Every day on the road, can’t be wonderful news experiences, great stories and picturesque backgrounds that should appear in travel magazines. Getting from Casablanca to Asilah has now become a war of attrition, since I have re-discovered that if there is any significant rain in Morocco, it has the effect of paralyzing most modes of public transport. In Toronto, 2 inches of snow can cripple the city, whereas in Montreal 12 feet of snow is a normal day in the park, different people react differently to weather conditions. The rain that I am seeing here, would be a day in the park for most Trinis, yet in a country of contrasts, the rain makes things work in super slow motion here.
Getting from Casablanca to Asilah normally requires getting the train, and it simply drops you in the Asilah train station. Add any rain, and your options become infinitely more complicated. Today’s weather rerouting mean that I have to take the CTM bus from Casablanca to Tangiers, then find a “Grand taxi” that will take me to Asilah and hope that the “Grand Taxi” will drop me off at the hotel that I have booked. In a stroke of good luck, the CTM station happened to be around the corner from the Sheraton Casablanca.
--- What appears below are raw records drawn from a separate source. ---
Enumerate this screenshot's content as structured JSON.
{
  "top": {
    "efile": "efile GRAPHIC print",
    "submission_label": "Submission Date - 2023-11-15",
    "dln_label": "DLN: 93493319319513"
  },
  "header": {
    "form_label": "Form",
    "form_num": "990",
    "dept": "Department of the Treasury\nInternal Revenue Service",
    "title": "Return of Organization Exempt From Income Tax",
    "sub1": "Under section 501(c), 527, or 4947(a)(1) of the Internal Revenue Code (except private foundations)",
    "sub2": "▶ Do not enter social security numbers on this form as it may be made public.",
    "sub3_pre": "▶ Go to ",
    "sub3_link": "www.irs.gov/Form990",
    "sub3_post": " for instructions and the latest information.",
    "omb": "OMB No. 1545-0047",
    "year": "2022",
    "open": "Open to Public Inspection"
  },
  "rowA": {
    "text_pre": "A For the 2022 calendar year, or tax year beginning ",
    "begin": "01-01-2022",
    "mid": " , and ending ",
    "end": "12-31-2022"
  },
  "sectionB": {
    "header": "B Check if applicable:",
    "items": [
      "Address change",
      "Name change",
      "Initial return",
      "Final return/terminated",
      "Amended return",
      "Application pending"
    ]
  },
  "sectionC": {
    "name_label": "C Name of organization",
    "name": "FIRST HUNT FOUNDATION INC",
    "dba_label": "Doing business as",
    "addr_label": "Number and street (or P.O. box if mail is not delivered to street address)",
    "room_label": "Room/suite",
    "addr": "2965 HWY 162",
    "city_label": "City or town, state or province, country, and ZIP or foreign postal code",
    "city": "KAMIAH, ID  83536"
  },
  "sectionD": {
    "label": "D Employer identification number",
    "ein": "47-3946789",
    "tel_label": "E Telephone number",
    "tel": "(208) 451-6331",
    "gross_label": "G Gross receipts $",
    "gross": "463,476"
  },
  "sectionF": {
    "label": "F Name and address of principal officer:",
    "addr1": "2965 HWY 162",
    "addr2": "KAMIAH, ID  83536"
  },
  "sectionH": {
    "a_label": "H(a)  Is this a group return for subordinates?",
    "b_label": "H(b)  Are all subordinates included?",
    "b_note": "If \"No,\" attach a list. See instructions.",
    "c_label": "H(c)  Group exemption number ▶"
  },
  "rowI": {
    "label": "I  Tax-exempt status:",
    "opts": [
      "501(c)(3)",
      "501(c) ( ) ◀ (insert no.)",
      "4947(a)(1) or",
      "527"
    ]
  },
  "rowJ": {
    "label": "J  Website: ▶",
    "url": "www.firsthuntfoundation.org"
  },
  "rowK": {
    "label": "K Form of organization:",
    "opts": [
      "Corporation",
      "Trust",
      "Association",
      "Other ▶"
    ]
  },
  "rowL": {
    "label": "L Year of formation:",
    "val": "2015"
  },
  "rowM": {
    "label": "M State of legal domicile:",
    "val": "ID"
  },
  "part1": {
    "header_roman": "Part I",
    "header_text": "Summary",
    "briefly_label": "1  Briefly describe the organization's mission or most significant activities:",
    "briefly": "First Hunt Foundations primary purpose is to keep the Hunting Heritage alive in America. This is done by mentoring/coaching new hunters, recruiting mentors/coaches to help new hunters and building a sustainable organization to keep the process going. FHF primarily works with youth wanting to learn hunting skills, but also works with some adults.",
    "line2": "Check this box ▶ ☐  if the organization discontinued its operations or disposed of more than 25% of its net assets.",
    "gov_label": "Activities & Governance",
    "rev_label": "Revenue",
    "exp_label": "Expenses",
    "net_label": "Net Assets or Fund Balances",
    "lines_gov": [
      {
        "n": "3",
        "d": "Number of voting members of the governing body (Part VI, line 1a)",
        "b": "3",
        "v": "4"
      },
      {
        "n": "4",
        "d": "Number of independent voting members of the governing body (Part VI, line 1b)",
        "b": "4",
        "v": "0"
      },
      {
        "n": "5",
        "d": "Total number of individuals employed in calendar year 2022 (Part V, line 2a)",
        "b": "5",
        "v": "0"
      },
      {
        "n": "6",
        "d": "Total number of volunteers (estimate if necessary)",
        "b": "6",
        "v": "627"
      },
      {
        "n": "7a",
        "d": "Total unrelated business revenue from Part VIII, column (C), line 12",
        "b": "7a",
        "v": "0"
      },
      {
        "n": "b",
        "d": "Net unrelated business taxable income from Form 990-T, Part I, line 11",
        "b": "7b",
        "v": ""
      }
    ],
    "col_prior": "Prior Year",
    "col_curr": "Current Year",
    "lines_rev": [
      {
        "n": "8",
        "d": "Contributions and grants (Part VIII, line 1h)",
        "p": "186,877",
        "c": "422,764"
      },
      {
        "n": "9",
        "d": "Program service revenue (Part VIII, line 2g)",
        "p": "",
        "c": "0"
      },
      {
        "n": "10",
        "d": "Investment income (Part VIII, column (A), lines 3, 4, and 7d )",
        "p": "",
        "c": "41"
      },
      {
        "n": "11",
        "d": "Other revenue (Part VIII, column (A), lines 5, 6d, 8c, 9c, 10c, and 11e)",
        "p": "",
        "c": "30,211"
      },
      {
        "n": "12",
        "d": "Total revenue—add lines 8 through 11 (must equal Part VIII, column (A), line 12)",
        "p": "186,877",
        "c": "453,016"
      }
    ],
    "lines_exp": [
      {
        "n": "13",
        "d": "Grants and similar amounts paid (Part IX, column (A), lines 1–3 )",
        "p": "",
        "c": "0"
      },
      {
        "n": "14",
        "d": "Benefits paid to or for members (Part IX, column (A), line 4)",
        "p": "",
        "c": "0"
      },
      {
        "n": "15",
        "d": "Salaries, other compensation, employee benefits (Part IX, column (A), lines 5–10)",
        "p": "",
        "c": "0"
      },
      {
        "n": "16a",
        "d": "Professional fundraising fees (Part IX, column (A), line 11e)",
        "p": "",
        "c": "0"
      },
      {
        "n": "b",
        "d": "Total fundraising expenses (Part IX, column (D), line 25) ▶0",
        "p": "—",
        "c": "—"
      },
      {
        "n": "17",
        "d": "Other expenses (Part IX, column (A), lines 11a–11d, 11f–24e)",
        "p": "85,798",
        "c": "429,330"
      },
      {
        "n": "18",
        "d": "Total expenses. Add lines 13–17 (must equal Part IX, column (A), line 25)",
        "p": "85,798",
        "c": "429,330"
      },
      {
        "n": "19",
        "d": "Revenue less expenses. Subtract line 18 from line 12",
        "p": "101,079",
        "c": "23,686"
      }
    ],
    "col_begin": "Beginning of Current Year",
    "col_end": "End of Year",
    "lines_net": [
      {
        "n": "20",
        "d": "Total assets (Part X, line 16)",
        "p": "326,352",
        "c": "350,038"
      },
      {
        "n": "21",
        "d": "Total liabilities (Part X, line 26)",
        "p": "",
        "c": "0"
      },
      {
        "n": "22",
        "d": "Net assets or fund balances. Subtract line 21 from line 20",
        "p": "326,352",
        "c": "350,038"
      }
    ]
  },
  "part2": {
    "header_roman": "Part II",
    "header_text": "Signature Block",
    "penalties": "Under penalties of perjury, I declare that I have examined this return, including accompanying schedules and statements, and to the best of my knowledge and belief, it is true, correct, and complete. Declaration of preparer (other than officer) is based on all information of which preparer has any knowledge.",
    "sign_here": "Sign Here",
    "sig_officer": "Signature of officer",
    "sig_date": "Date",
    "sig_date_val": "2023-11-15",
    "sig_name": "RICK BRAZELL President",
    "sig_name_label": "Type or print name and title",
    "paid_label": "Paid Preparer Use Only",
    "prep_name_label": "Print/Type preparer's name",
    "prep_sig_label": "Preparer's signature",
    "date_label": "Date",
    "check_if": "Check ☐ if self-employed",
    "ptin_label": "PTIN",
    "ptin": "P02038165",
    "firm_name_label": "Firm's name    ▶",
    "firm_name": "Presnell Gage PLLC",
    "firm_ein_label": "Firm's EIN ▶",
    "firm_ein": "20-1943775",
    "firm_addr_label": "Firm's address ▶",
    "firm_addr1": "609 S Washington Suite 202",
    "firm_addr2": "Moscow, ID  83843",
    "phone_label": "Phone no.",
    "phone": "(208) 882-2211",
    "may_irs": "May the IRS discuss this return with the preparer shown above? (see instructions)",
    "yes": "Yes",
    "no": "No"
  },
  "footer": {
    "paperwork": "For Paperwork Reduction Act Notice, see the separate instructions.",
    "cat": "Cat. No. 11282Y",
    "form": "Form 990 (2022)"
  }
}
If one attempts to compare getting around Morocco, to getting around Spain/Germany/England etc, then you’re in for a rude awakening. Everything here runs on Moroccan time, so things leave on time but arrive “late-ish” – time seems to disappear on transportation here.
Typical way of getting from Casablanca to Asilah
- ONCF Trains leave 4 times daily from Casablanca and stop off in Asilah (1st class fare is 210 dirhams)
Atypical way of getting from Casablanca to Asilah
- ONCF trains to Tangiers leave 5 times daily (6 1/2 hrs, with no stop in Asilah, then head from Tangerville train station, on another train back to Asilah (Bad weather creates a condition where they cannot stop at Asilah … this defies logic … but I’m in Morocco)
- Take CTM bus from Casablanca to Tangiers (5 1/2 hours in good weather, 1000 hrs in bad weather – 130 dirhams), once in Tangiers, negotiate with a “Grand Taxi” and prepare to be herded like cattle with a couple other Moroccans into an old, beige, beaten up Mercedes Benz and enjoy the ride. You can also negotiate like me, and pay 200 dirhams to jump into a taxi, avoid the rainstorm and be at your hotel, nice and warm in time for dinner.
The other thing one notices when traveling at night in Morocco, is the lack of street lights and any sort of illumination on the highways here. It’s a normal part of driving here – which is why foreigners shouldn’t attempt to drive here until becoming reasonably habituated with the Moroccan social contracts of driving.